Speakers:
BM = Ben Lazare Mijuskovic
CV = Christina R. Victor
JP = Juhani Pallasmaa
Hosts:
FN = Fernando Nieto
RR = Rosana Rubio
Audience A= sociologist Dr. Richard Pieper, University of Eastern Finland, Department of Social Sciences, Social Work
Audience B = architect and philosopher Gareth Griffiths
FN: Thank you very much for the interesting lectures we have had today. We will now have a sort of round table discussion, and we ask the audience to participate as well.
So, it’s not easy to wrap up these topics, but we have tried to gather together in an interesting way a bunch of comments and questions for this discussion.
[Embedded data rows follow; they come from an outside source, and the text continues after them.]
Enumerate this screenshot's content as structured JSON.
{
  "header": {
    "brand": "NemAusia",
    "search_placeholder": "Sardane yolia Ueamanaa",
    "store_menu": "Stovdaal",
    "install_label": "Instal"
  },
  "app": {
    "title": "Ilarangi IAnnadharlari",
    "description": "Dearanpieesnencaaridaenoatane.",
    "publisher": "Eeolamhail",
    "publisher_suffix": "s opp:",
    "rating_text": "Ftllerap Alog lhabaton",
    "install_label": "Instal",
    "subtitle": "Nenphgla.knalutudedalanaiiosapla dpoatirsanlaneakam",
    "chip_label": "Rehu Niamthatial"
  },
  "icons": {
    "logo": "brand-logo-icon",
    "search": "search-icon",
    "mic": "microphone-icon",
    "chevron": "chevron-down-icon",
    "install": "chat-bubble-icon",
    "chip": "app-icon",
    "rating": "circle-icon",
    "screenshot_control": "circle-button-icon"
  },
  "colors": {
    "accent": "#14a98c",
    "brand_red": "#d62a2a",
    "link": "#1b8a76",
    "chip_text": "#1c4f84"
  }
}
To get the dialogue started, one possible framework is the topic of loneliness and its relation to the built environment; it’s a distinction on three levels, which has to do with three different scopes and, at the same time, three different scales.
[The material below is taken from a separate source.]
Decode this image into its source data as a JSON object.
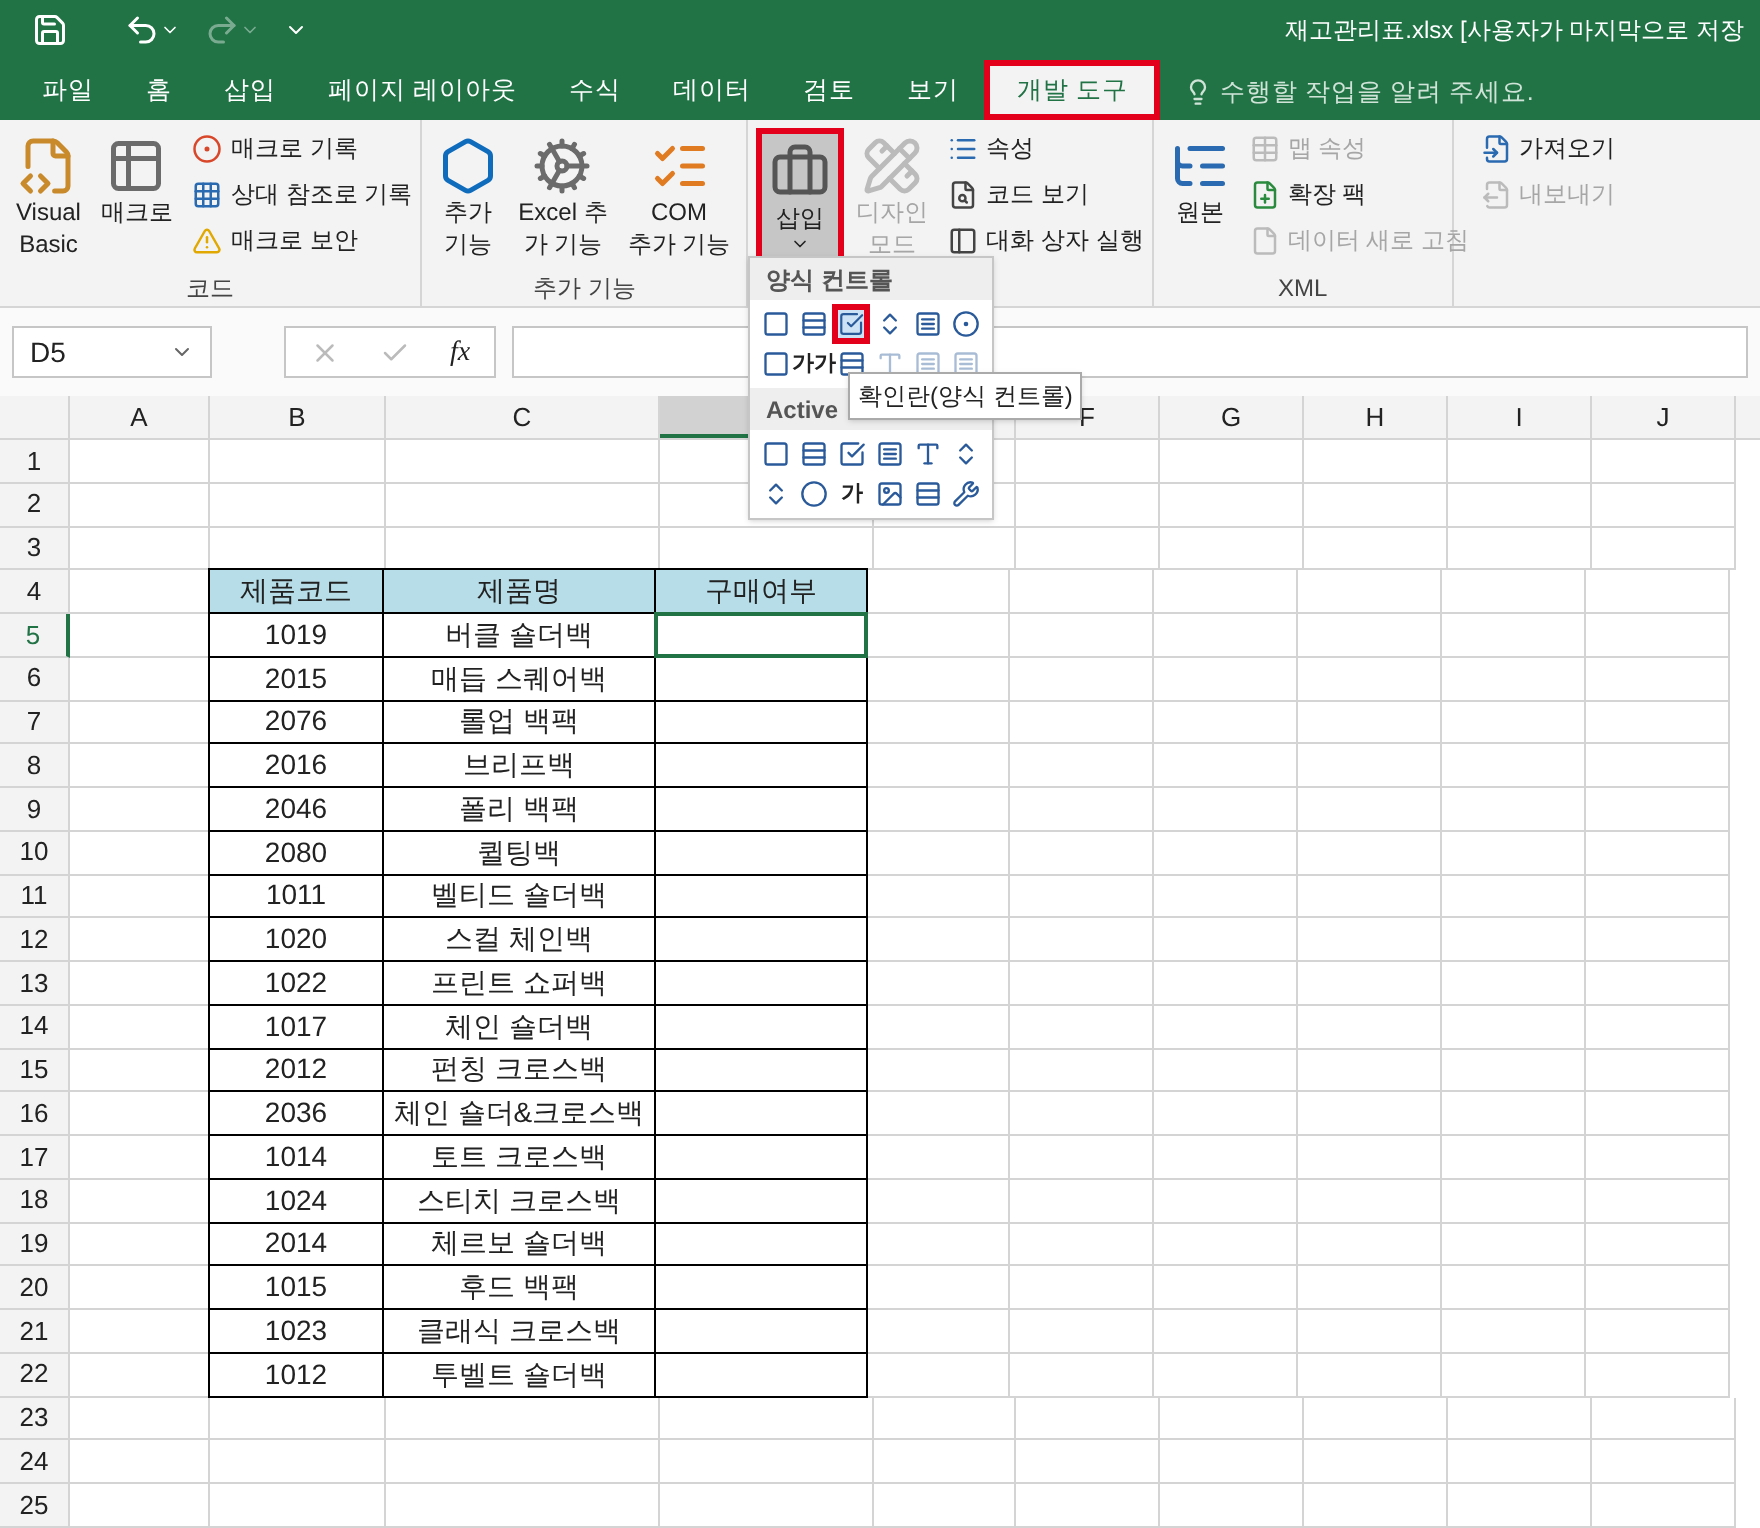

The first level is the outside, representing the ‘strange’, the ‘unknown’, the place for ‘estrangement’; for us architects, it is the ‘city’ in its broadest sense. The second level would be the community, representing the ‘nearby’, the ‘known’, the place for ‘proximate relationships’; for us architects, it could be the ‘neighbourhood’, but also the ‘communal spaces’, both within and without the buildings. The third level would be the inside, representing the ‘private’, certainly the ‘intimate’, the place par excellence for ‘loneliness’ or ‘solitude’; for us architects, it is the idea of ‘home’.